While the bulk of his Feb. 17 speech was a critique of the Obama administration’s foreign policy, Cantor also seemed to take aim at anti-interventionists within the GOP.
“Many Americans, and politicians from both parties, want to believe the tide of war has receded,” he said. “As was the case in the wake of World War I, many want to believe the costly foreign interventions of recent years can simply be put behind us.”
An influential Republican congressional staffer suggested that the speech was a rejoinder to anti-interventionists in Congress and to those who allowed military spending to be cut as a result of sequestration.
“This is Cantor trying to reorient the party,” said the staffer, who was not authorized to speak on the record.
Frank Luntz, a top Republican political consultant, said Cantor was ”making a statement that the isolationists in the GOP are acting in a destructive way, that there’s one thing that unites both those on the right and those in the center — a strong America and a peaceful America.”
The GOP is heading into this midterm election year in a state of turmoil, deeply divided between Tea Party-aligned right-wingers and establishment Republicans. Those on the right who advocate shifting toward an anti-interventionist foreign policy — a small minority among congressional Republicans — have grown louder, with Sen. Rand Paul (R-Ky.) featuring prominently among the party’s presumed 2016 presidential contenders.
The Virginia Military Institute speech is one of the ways in which Cantor — sometimes mentioned as a future House speaker or possible vice-presidential pick — has tried in recent weeks to shape his party’s agenda on both foreign and domestic policy. Earlier this month he penned an article for the venerable conservative magazine National Review outlining the House Republicans’ vision for economic and jobs growth.
But while Cantor is asserting his leadership within the party more broadly, sources who have spoken to him suggest his foreign policy address was shaped specifically by profound feelings aroused by his visit to Auschwitz.
Cantor, the only Jewish Republican in Congress, had visited Auschwitz with other members of Congress to mark International Holocaust Remembrance Day, which commemorates the anniversary of the camp’s liberation. He was there at the same time as a historic delegation that included nearly half the members of the Israeli Knesset.
“I saw him after he returned from his visit to Auschwitz, and he came over to me and he was still stunned 36 hours after he had been there,” Luntz said. “I could feel his emotional reaction five feet from him.”
William Daroff, a former Republican operative who now directs the Washington office of Jewish Federations of North America, said he had a similar conversation with Cantor a day after his return.
“He was profoundly impacted by what he had seen,” Daroff said of their phone conversation. “He’d never been to Auschwitz before. It really brings home the impact of inaction in the world scene.”
Cantor was traveling and was not available for an interview.
In his VMI speech, Cantor invoked his Jewish identity in discussing his pride in America’s role in defeating Hitler and ending the Holocaust, as well as his regret that America had not acted sooner because of the strength of isolationism. He referred to this history in calling for reasserting American leadership in the world, which he argued had been undermined by President Obama.

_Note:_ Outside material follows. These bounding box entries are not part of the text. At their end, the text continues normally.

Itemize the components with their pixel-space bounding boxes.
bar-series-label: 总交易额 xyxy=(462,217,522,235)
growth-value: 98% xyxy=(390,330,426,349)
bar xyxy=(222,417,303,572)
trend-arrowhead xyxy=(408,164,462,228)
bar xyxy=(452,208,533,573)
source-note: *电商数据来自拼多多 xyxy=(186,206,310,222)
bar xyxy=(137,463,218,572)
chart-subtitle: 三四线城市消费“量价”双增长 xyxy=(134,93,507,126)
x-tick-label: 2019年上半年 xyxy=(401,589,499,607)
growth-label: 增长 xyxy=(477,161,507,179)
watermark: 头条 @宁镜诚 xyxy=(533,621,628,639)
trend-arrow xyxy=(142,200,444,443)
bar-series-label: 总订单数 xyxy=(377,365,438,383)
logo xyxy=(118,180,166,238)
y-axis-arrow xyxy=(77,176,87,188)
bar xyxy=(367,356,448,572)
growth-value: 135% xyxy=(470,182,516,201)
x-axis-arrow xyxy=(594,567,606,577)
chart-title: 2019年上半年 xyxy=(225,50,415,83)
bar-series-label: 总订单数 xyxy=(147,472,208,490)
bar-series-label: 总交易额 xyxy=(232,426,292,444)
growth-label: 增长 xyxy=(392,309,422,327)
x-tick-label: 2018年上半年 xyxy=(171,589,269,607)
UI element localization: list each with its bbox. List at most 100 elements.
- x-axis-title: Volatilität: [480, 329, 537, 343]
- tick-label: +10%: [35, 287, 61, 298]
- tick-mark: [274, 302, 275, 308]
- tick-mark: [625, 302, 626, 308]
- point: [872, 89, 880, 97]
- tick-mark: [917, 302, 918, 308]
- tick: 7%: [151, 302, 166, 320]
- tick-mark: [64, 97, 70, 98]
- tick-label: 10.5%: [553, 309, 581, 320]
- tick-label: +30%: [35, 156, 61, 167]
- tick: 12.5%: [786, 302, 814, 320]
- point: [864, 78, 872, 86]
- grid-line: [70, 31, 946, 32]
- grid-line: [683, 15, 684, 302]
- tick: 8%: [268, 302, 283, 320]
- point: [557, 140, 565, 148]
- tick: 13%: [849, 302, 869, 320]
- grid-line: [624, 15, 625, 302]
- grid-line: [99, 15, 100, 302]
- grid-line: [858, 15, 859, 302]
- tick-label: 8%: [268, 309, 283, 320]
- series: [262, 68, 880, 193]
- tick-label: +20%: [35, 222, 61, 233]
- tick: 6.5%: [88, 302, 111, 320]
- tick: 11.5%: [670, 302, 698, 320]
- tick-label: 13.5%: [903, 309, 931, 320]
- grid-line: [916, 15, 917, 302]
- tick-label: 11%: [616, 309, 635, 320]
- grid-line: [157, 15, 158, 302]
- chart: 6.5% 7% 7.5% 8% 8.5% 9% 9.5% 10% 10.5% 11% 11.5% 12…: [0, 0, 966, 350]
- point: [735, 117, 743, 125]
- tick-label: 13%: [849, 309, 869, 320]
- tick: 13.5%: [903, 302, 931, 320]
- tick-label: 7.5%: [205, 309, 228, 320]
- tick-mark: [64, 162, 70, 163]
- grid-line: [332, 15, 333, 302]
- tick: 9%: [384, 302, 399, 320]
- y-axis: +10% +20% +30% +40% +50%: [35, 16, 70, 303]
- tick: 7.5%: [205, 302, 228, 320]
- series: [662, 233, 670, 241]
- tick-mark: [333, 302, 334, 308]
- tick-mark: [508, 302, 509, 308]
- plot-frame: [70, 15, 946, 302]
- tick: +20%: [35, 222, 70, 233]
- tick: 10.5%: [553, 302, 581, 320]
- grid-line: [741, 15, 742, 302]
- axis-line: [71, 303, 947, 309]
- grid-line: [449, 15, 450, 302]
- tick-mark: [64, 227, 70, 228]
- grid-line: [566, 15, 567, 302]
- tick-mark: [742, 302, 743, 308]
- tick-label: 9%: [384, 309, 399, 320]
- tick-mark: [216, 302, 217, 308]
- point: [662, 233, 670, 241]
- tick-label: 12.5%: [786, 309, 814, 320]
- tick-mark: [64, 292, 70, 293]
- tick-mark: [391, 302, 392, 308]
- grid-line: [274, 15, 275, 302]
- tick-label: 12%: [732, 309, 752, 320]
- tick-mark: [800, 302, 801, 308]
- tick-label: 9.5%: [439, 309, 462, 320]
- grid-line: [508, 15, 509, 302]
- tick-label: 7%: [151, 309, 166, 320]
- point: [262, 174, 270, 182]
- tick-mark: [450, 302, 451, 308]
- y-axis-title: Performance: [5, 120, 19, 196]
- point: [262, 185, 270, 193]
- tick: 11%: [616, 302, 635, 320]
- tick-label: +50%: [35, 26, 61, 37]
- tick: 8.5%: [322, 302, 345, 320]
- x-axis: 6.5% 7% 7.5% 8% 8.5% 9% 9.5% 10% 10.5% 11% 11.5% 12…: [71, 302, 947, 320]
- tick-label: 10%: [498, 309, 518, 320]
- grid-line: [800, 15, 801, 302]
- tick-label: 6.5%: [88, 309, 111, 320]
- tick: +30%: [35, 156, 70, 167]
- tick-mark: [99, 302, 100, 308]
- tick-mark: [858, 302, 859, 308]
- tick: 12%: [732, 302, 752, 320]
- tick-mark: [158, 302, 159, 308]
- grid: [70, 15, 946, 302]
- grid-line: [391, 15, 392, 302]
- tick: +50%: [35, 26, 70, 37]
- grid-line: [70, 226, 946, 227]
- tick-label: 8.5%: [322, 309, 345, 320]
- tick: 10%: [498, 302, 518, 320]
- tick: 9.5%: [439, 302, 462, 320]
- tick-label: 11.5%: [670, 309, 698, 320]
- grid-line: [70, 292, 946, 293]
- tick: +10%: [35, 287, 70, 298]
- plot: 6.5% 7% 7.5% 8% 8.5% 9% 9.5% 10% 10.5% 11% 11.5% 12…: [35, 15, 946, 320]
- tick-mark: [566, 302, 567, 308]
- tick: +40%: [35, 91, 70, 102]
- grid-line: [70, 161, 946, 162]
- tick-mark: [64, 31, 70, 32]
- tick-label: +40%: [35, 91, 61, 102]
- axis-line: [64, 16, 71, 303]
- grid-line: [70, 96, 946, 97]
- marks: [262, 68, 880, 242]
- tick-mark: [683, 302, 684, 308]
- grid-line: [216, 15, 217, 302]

“This isolationist sentiment lasted years, until the bombing of Pearl Harbor woke the American people from their slumber,” he said. “We must not repeat the same mistake by reducing our preparedness, accepting the notion that we are one of many or ceding global leadership to others.”
In 45 minutes, Cantor swept through what he described as an Obama administration foreign policy characterized by “hollow rhetoric, unwise or elastic timelines, and unenforced red lines” vis-a-vis repressive regimes in Iran, North Korea and Syria, as well as failings in dealing with Russia, China and extremism in post-Gadhafi Libya.
Iran was a major focus of the speech, with Cantor alluding to calls by past Iranian leaders for Israel’s disappearance and saying that the interim nuclear deal that set the stage for talks now underway between the major powers and Iran had given away too much for too little.
“Like all Americans, I hope to see Iran abandon its nuclear aspirations through peaceful negotiations, but hope is not a strategy,” he said.